Et oui. Encore un. Encore un bien. Encore un différent. Encore un qui va vous faire découvrir une facette de ce conflit peu connue : où quand des juifs ont fui l'Europe pour s'installer en République Dominicaine.
Alors non, ils n'ont pas pris résidence dans un 5 étoiles all inclusive à Punta Cana. Que nenni. Ce fut une véritable épopée. Et c'est cette épopée que raconte ce livre.
On suit un jeune couple viennois à qui tout réussi : il est journaliste critique d'art ; elle est très belle, très riche et fait de grandes études. Ils s'aiment et finissent par se marier, même si la demoiselle étant d'une famille bien plus aisée, on a frôlé la mésalliance. Mais comme le monde était parfait à Vienne dans ces années là, les familles s'entendent bien et oeuvrent pour le bonheur de leur progéniture.
Et puis vlan, tout bascule petit à petit. On vend les robes de cocktail pour faire bouillir la marmite, on survit comme on peu, caché, dans la peur. Quand finalement ils se décident à quitter l'Europe, les USA ont fermé leurs portes. Je vous passe les détails afin de vous laisser le plaisir de la lecture, mais ils finissent donc par atterrir en République Dominicaine ou un gentil dictateur qui veut faire le beau, a mis à disposition un terrain afin d'accueillir des réfugiés amenés par le biais des associations juives.
Voilà en quelques mots.
J'avoue avoir eu un peu peur à la lecture des premières pages de nager dans les poncifs avec cette pauvre jeune femme riche qui affronte la cruauté du monde avec une force et un courage hors du commun. On a frisé le ridicule et le "too much". Mais heureusement, cela s'estompe un peu et finalement ça passe, parce que ce n'est pas ça le plus important. le plus important c'est la façon dont l'auteure aborde avec naturel les difficultés de l'exil, de réapprendre à vivre loin de son monde, de sa famille, de construire son bonheur, même s'il ne ressemble pas du tout à l'image que l'on s'en était fait.
La vie de la communauté en République Dominicaine est savoureusement décrite. Les tensions, les connivences, les jalousies, les amitiés, les flirts et la façon dont les exilés survivent ou vivent à leur éloignement de tout ce qui faisait leur vie d'avant. Il n'y a plus de vie mondaine, pas de froufrou, pas de neige, pas de bonnes nouvelles de la vieille Europe. Mais il y a la mer, le soleil, les ouragans et les échardes incrustés dans les mains de ces intellectuels parachutés charpentiers.

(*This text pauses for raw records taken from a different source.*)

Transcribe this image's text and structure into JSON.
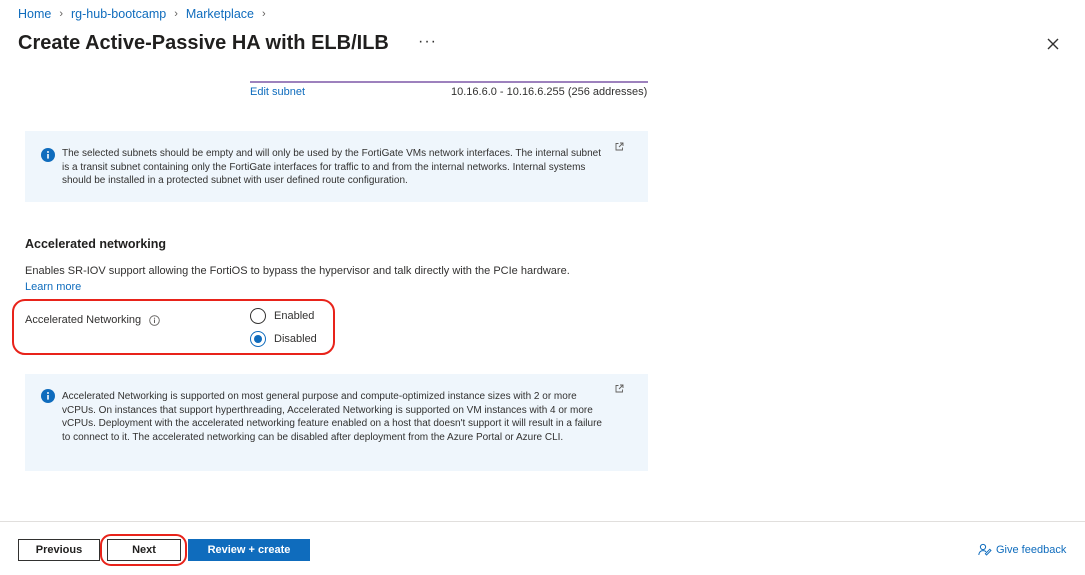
{
  "breadcrumb": [
    {
      "label": "Home"
    },
    {
      "label": "rg-hub-bootcamp"
    },
    {
      "label": "Marketplace"
    }
  ],
  "header": {
    "title": "Create Active-Passive HA with ELB/ILB",
    "more_label": "···"
  },
  "subnet": {
    "edit_label": "Edit subnet",
    "range": "10.16.6.0 - 10.16.6.255 (256 addresses)"
  },
  "info_subnets": {
    "text": "The selected subnets should be empty and will only be used by the FortiGate VMs network interfaces. The internal subnet is a transit subnet containing only the FortiGate interfaces for traffic to and from the internal networks. Internal systems should be installed in a protected subnet with user defined route configuration."
  },
  "accelerated": {
    "heading": "Accelerated networking",
    "description": "Enables SR-IOV support allowing the FortiOS to bypass the hypervisor and talk directly with the PCIe hardware.",
    "learn_more": "Learn more",
    "field_label": "Accelerated Networking",
    "options": [
      {
        "label": "Enabled",
        "checked": false
      },
      {
        "label": "Disabled",
        "checked": true
      }
    ]
  },
  "info_accelerated": {
    "text": "Accelerated Networking is supported on most general purpose and compute-optimized instance sizes with 2 or more vCPUs. On instances that support hyperthreading, Accelerated Networking is supported on VM instances with 4 or more vCPUs. Deployment with the accelerated networking feature enabled on a host that doesn't support it will result in a failure to connect to it. The accelerated networking can be disabled after deployment from the Azure Portal or Azure CLI."
  },
  "footer": {
    "previous_label": "Previous",
    "next_label": "Next",
    "review_label": "Review + create",
    "feedback_label": "Give feedback"
  },
  "colors": {
    "accent": "#0f6cbd",
    "info_background": "#eff6fc",
    "highlight": "#e8231a"
  }
}
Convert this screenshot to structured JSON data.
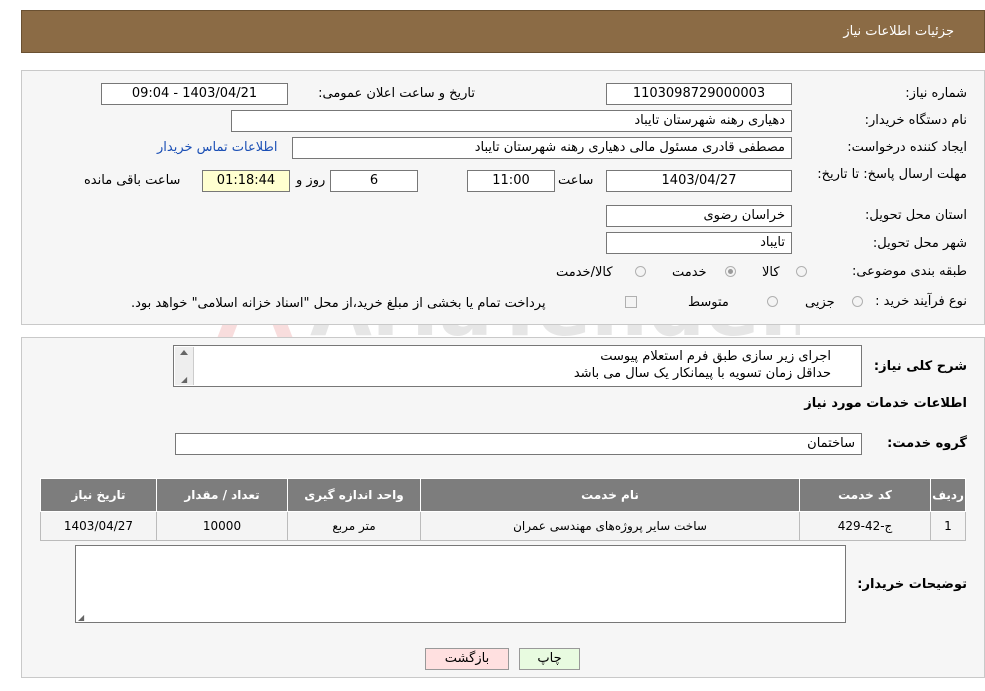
{
  "header": {
    "title": "جزئیات اطلاعات نیاز"
  },
  "form": {
    "need_number_label": "شماره نیاز:",
    "need_number": "1103098729000003",
    "announce_label": "تاریخ و ساعت اعلان عمومی:",
    "announce_value": "1403/04/21 - 09:04",
    "buyer_org_label": "نام دستگاه خریدار:",
    "buyer_org": "دهیاری رهنه  شهرستان تایباد",
    "creator_label": "ایجاد کننده درخواست:",
    "creator": "مصطفی قادری مسئول مالی دهیاری رهنه  شهرستان تایباد",
    "contact_link": "اطلاعات تماس خریدار",
    "deadline_label": "مهلت ارسال پاسخ: تا تاریخ:",
    "deadline_date": "1403/04/27",
    "time_label": "ساعت",
    "deadline_time": "11:00",
    "days_value": "6",
    "days_label": "روز و",
    "remaining_time": "01:18:44",
    "remaining_label": "ساعت باقی مانده",
    "province_label": "استان محل تحویل:",
    "province": "خراسان رضوی",
    "city_label": "شهر محل تحویل:",
    "city": "تایباد",
    "category_label": "طبقه بندی موضوعی:",
    "category_options": [
      "کالا",
      "خدمت",
      "کالا/خدمت"
    ],
    "category_selected": "خدمت",
    "process_label": "نوع فرآیند خرید :",
    "process_options": [
      "جزیی",
      "متوسط"
    ],
    "process_note": "پرداخت تمام یا بخشی از مبلغ خرید،از محل \"اسناد خزانه اسلامی\" خواهد بود."
  },
  "details": {
    "description_label": "شرح کلی نیاز:",
    "description_lines": [
      "اجرای زیر سازی طبق فرم استعلام پیوست",
      "حداقل زمان تسویه با پیمانکار یک سال می باشد"
    ],
    "services_title": "اطلاعات خدمات مورد نیاز",
    "service_group_label": "گروه خدمت:",
    "service_group": "ساختمان",
    "table": {
      "headers": [
        "ردیف",
        "کد خدمت",
        "نام خدمت",
        "واحد اندازه گیری",
        "تعداد / مقدار",
        "تاریخ نیاز"
      ],
      "rows": [
        [
          "1",
          "ج-42-429",
          "ساخت سایر پروژه‌های مهندسی عمران",
          "متر مربع",
          "10000",
          "1403/04/27"
        ]
      ]
    },
    "buyer_notes_label": "توضیحات خریدار:",
    "buyer_notes": ""
  },
  "buttons": {
    "print": "چاپ",
    "back": "بازگشت"
  },
  "watermark": "AriaTender.net"
}
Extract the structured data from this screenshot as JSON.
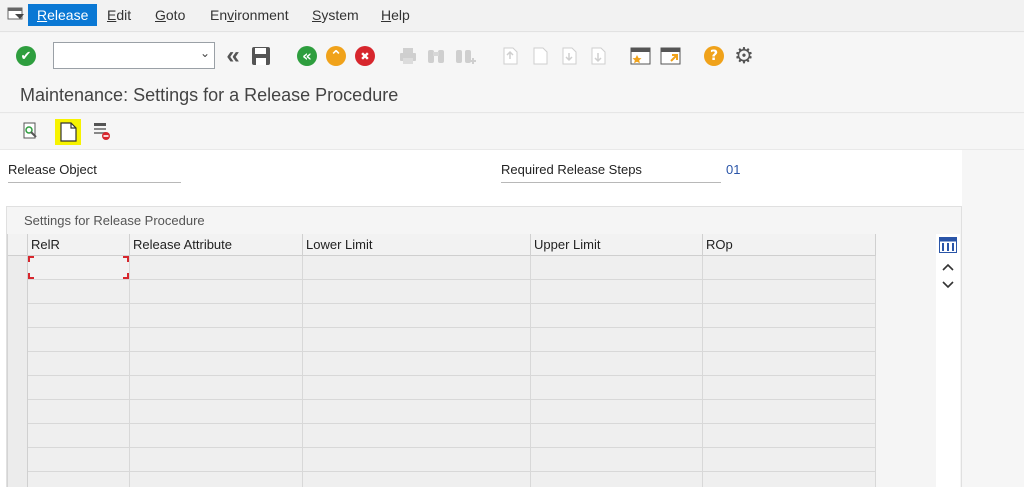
{
  "menubar": {
    "items": [
      {
        "pre": "",
        "u": "R",
        "post": "elease"
      },
      {
        "pre": "",
        "u": "E",
        "post": "dit"
      },
      {
        "pre": "",
        "u": "G",
        "post": "oto"
      },
      {
        "pre": "En",
        "u": "v",
        "post": "ironment"
      },
      {
        "pre": "",
        "u": "S",
        "post": "ystem"
      },
      {
        "pre": "",
        "u": "H",
        "post": "elp"
      }
    ]
  },
  "toolbar": {
    "command_field_value": "",
    "enter_glyph": "✔",
    "back_glyph": "«",
    "nav_back_glyph": "«",
    "exit_glyph": "⌃",
    "cancel_glyph": "✖",
    "help_glyph": "?",
    "settings_glyph": "⚙"
  },
  "page": {
    "title": "Maintenance: Settings for a Release Procedure"
  },
  "header_fields": {
    "release_object_label": "Release Object",
    "required_steps_label": "Required Release Steps",
    "required_steps_value": "01"
  },
  "group": {
    "title": "Settings for Release Procedure"
  },
  "table": {
    "columns": [
      "RelR",
      "Release Attribute",
      "Lower Limit",
      "Upper Limit",
      "ROp"
    ]
  },
  "colors": {
    "menu_active": "#0a78d4",
    "enter_green": "#2e9e3e",
    "nav_green": "#2e9e3e",
    "exit_orange": "#f0a21a",
    "cancel_red": "#d7262d",
    "help_orange": "#f0a21a",
    "highlight_yellow": "#f7f300",
    "value_blue": "#2a55a8"
  }
}
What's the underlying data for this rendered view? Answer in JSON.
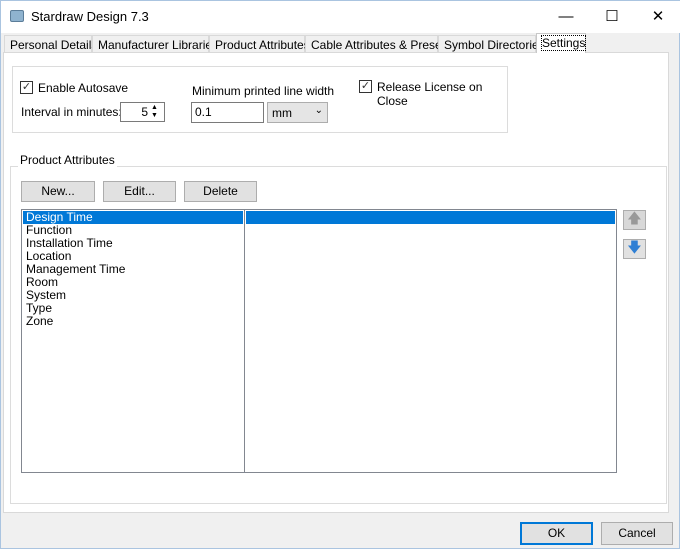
{
  "window": {
    "title": "Stardraw Design 7.3",
    "minimize": "—",
    "maximize": "☐",
    "close": "✕"
  },
  "tabs": [
    "Personal Details",
    "Manufacturer Libraries",
    "Product Attributes",
    "Cable Attributes & Presets",
    "Symbol Directories",
    "Settings"
  ],
  "active_tab": "Settings",
  "settings": {
    "enable_autosave_label": "Enable Autosave",
    "enable_autosave_checked": true,
    "interval_label": "Interval in minutes:",
    "interval_value": "5",
    "min_line_width_label": "Minimum printed line width",
    "min_line_width_value": "0.1",
    "unit_value": "mm",
    "release_license_label": "Release License on Close",
    "release_license_checked": true
  },
  "product_attributes": {
    "group_label": "Product Attributes",
    "new_label": "New...",
    "edit_label": "Edit...",
    "delete_label": "Delete",
    "items": [
      "Design Time",
      "Function",
      "Installation Time",
      "Location",
      "Management Time",
      "Room",
      "System",
      "Type",
      "Zone"
    ],
    "selected": "Design Time",
    "accent": "#0078d7"
  },
  "footer": {
    "ok_label": "OK",
    "cancel_label": "Cancel"
  }
}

Et après plusieurs années d'exil, que reste-t-il ? Comment reprendre ou pas la vie d'avant ? Les personnages inventent encore une fois leur futur, chacun à leur manière.

Ce fut une très jolie lecture. Pas compliquée, sans prétention.
Pas une symphonie : juste une simple mélodie avec quelques accords de guitare.

Alors, faut-il le lire ? Oui. Comme le livre est en format poche, il est parfait pour votre valise de vacances. La bonne nouvelle, c'est qu'il y a une suite...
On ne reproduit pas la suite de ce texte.